Your next Samsung TV could come with this spatial audio breakthrough

 Samsung OLED S90C on desk in living room.
Samsung OLED S90C on desk in living room.

When it comes to spatial audio, Dolby Atmos is the name most folks think of first and is available on many of the best soundbars. However, it’s not the only game in town — and more competition is already on the way.

The latest competitor to throw its hat in the ring is the Immersive Audio Model and Formats (IAMF) that have been in development since 2020 by Samsung and Google, and was announced earlier this month in a blog post on the Samsung Newsroom.

The key differences between Atmos and IAMF is that the latter will be designed specifically for a TV’s built-in speakers rather than separate upfiring speakers, and the software will be open-source instead of controlled by a single company.

So why is it making headlines now? IAMF was officially adopted by the Alliance for Open Media back in October 2023, which means Samsung could start rolling it out in the next few years.

IAMF vs Dolby Atmos: what’s the difference?

While the main differences involve who owns and licenses the format and the sort of hardware the format will work with, IAMF also adds an AI component that can “analyze scenes and emphasize certain aspects of the content."

“In TV and film, there are certain scenes where the soundtrack or background music is the main focus,” says WooHyun Nam, a member of the Visual Technology Team at Samsung Research. “IAMF will balance the sound in these instances.

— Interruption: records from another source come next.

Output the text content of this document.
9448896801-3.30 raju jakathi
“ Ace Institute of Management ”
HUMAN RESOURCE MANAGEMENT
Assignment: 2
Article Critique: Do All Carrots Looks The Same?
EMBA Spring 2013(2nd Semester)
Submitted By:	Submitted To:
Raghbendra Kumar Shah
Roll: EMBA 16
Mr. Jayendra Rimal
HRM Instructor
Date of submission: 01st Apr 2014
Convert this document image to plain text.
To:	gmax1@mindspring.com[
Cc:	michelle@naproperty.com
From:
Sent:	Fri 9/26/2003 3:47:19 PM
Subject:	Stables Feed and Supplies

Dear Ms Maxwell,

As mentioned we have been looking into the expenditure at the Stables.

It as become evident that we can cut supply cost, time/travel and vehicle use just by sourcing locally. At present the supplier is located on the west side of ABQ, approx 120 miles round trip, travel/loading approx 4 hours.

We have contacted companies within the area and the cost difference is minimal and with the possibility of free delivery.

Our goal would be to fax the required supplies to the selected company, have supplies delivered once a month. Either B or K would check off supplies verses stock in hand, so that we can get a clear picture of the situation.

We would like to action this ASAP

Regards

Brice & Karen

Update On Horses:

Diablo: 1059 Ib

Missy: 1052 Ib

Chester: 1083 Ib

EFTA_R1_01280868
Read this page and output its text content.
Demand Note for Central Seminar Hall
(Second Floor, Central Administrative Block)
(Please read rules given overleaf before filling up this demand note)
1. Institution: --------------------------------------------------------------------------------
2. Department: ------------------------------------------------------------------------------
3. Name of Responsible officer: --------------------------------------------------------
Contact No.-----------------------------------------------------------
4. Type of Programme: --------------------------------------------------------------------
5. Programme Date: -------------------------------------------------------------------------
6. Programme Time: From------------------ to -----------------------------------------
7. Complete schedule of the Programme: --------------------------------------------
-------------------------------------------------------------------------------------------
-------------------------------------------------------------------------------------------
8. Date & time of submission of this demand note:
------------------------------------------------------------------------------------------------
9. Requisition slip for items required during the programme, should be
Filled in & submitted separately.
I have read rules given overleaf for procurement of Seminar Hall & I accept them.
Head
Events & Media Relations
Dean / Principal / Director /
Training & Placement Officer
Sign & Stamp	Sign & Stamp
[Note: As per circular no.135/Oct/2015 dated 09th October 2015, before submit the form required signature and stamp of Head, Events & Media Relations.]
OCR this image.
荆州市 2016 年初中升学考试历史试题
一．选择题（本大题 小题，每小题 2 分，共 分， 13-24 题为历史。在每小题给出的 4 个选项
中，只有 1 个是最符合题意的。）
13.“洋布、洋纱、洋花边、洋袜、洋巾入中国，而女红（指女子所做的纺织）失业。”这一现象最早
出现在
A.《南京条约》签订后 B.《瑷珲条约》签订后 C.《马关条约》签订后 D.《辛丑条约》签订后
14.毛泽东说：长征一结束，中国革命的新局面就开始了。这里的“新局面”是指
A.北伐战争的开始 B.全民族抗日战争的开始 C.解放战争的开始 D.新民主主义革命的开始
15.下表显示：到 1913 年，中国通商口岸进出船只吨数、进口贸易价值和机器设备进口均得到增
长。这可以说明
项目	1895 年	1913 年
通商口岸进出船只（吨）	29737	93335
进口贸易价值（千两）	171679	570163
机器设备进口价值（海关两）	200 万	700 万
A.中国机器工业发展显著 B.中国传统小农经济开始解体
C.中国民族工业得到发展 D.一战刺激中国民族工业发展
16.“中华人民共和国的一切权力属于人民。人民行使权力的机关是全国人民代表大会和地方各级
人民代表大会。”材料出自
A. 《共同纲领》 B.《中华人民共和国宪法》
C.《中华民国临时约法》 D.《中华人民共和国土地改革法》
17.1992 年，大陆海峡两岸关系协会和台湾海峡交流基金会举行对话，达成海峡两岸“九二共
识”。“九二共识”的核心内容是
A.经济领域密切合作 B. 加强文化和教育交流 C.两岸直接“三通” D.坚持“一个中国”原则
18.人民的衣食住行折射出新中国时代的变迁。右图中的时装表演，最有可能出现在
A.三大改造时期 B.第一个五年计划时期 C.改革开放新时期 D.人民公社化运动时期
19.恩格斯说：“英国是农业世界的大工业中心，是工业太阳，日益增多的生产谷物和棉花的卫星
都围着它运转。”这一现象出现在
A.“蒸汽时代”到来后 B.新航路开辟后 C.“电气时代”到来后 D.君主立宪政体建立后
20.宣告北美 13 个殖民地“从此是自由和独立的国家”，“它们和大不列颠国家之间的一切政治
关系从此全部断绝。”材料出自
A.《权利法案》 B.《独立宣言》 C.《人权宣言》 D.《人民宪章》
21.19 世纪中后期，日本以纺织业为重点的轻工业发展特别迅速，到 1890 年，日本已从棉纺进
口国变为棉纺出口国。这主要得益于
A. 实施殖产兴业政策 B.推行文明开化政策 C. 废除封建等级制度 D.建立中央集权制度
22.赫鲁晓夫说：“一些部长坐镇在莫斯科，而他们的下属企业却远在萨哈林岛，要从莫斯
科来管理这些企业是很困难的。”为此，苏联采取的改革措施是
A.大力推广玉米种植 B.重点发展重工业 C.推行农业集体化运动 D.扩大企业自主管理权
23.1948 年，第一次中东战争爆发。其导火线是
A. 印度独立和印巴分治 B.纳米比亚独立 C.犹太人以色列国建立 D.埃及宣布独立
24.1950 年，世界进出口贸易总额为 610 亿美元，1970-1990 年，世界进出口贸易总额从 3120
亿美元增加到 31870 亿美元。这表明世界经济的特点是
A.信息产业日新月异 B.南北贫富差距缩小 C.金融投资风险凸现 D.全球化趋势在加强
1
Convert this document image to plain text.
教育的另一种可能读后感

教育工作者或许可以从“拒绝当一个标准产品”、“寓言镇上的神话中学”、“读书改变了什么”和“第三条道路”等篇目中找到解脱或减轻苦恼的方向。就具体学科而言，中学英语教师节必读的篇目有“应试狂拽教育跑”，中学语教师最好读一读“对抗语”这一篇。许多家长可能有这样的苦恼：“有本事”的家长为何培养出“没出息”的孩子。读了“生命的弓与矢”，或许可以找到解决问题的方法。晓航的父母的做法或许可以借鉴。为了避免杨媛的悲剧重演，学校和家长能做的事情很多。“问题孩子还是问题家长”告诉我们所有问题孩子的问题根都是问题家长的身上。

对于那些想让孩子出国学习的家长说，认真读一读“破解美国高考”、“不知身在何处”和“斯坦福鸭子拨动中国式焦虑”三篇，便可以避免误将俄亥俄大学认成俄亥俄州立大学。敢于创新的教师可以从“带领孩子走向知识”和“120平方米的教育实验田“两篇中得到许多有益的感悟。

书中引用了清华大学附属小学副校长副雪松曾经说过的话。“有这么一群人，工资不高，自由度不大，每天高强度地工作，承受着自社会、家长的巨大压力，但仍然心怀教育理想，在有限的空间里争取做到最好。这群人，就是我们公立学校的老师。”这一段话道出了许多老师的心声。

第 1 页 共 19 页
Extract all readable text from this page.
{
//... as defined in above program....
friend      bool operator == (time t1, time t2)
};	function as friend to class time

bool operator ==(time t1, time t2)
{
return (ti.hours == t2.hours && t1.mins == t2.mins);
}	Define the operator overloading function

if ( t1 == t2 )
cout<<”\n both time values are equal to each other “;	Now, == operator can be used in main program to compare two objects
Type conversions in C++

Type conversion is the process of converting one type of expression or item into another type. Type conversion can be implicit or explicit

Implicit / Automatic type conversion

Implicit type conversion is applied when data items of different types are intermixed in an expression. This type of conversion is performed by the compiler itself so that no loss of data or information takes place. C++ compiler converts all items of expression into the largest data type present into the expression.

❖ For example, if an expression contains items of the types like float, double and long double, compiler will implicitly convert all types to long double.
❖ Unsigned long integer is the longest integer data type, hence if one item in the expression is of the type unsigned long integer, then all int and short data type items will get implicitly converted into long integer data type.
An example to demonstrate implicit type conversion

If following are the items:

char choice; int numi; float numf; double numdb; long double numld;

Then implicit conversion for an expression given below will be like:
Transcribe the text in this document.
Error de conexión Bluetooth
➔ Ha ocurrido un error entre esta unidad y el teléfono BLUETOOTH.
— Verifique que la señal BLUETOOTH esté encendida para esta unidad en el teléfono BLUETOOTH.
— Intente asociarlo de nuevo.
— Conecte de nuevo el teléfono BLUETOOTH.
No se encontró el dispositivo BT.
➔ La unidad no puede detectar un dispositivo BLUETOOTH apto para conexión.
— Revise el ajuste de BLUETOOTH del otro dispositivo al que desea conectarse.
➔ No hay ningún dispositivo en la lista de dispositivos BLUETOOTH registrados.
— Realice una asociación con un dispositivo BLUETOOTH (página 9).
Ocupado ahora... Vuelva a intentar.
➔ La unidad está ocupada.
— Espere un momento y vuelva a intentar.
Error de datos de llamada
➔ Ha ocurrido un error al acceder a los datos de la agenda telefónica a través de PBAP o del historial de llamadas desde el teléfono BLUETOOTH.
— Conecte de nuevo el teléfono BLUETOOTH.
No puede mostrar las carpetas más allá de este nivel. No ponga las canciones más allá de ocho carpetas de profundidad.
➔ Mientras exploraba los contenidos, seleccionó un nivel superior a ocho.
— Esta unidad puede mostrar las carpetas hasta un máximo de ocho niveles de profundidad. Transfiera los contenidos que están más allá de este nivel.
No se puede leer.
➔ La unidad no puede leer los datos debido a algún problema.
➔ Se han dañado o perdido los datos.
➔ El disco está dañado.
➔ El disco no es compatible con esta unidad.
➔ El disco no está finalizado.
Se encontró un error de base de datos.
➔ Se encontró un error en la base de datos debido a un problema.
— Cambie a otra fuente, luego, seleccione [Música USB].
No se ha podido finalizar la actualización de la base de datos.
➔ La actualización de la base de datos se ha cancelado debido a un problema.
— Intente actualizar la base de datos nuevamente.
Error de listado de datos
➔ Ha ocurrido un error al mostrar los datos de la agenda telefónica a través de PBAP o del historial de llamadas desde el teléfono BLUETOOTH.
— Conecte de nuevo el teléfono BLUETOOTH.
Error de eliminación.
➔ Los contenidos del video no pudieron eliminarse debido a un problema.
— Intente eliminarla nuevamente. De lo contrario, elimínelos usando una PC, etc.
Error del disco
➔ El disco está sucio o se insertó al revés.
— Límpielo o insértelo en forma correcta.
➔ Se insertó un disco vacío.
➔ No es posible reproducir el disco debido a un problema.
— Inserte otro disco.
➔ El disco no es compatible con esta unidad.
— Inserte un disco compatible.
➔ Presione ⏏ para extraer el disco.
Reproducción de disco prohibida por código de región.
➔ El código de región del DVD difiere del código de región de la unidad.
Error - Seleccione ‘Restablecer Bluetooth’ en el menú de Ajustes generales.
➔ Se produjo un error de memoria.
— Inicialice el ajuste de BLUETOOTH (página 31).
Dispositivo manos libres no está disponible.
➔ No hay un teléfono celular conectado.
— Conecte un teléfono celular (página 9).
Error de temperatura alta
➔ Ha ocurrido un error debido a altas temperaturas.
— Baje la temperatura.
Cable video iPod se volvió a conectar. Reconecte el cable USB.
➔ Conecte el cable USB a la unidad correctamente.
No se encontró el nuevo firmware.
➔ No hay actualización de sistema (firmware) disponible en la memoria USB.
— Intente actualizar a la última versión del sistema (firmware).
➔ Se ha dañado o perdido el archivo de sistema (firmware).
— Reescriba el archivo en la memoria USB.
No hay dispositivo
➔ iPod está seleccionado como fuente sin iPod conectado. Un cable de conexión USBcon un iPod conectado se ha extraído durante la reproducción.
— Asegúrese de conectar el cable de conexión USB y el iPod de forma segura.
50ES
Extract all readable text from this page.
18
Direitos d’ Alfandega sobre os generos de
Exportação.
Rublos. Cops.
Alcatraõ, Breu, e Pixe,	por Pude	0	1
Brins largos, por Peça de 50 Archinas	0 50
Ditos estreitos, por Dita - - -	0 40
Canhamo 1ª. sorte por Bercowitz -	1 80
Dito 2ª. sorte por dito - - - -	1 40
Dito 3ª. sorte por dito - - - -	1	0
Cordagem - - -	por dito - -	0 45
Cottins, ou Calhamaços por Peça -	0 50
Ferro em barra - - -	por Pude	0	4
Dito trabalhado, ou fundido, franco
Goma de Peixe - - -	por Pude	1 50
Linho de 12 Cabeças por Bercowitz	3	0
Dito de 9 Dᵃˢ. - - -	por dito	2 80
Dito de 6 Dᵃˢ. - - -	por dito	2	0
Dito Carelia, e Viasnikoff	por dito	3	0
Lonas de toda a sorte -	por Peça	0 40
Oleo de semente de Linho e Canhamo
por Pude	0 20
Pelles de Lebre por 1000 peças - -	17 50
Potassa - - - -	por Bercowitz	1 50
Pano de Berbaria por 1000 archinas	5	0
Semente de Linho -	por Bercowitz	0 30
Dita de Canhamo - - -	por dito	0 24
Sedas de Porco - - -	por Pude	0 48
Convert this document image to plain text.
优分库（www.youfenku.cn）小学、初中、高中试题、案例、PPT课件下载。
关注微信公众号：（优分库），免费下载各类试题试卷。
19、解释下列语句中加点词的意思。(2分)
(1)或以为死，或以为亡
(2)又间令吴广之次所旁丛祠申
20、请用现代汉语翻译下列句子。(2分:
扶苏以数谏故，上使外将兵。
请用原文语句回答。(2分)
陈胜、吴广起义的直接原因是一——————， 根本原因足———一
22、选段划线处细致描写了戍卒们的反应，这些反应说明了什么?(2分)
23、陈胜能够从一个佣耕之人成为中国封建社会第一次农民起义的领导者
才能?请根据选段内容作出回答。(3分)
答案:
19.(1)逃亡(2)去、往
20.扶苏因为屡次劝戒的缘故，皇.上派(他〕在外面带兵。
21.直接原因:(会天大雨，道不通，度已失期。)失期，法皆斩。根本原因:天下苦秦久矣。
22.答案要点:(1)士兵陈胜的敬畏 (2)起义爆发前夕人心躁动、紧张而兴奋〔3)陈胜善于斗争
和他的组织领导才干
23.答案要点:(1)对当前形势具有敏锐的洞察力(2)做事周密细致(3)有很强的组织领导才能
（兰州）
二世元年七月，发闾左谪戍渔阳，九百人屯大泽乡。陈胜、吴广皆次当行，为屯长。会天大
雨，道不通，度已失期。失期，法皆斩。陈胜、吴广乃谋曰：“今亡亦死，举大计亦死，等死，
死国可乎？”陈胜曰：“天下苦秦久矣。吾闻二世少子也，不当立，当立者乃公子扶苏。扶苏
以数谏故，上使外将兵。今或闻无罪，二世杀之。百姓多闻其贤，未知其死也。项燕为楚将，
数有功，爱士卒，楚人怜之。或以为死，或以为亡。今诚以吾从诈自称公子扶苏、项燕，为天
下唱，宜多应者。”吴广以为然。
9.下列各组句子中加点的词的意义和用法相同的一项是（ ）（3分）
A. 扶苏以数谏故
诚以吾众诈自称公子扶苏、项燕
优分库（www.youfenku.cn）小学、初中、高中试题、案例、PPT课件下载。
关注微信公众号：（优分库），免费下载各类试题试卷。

Similarly, the technology will fine-tune audio when there is character dialogue to allow the listener to focus on the conversation.”

So not only will there be a vertical component to the sound that will envelop you the same way Dolby Atmos does, but IAMF also can change volume levels on the fly to match what's happening in the scene.

Moreover, because IAMF is designed to work on smaller speakers with less power, Nam says that it'd be possible to bring IAMF to Samsung's future phones as well.

“I want to create a more advanced 3D audio technology that makes users feel like they are truly in the scene of a movie, TV show or live event,” he said. “I also hope to continue this research until 3D audio is applied to Samsung’s smartphones.”

Why make an alternative to Dolby Atmos?

As you might expect, it all comes down to money.

If you’re a hardware maker and you want to use Dolby Atmos and/or Dolby’s proprietary HDR format Dolby Vision, you have to pay Dolby to use it.

Those costs add up overtime, which is why (among other reasons) Samsung has been reluctant to bring Dolby Vision to Samsung TVs. HDR10+, another open-source AV format, has been Samsung’s go-to HDR format for that reason.

Without having heard IAMF in-person, there’s no way of telling if it stands up to Dolby Atmos at this point — but I’ll be excited to stack them side-by-side when Samsung includes the technology in its TVs sometime down the road.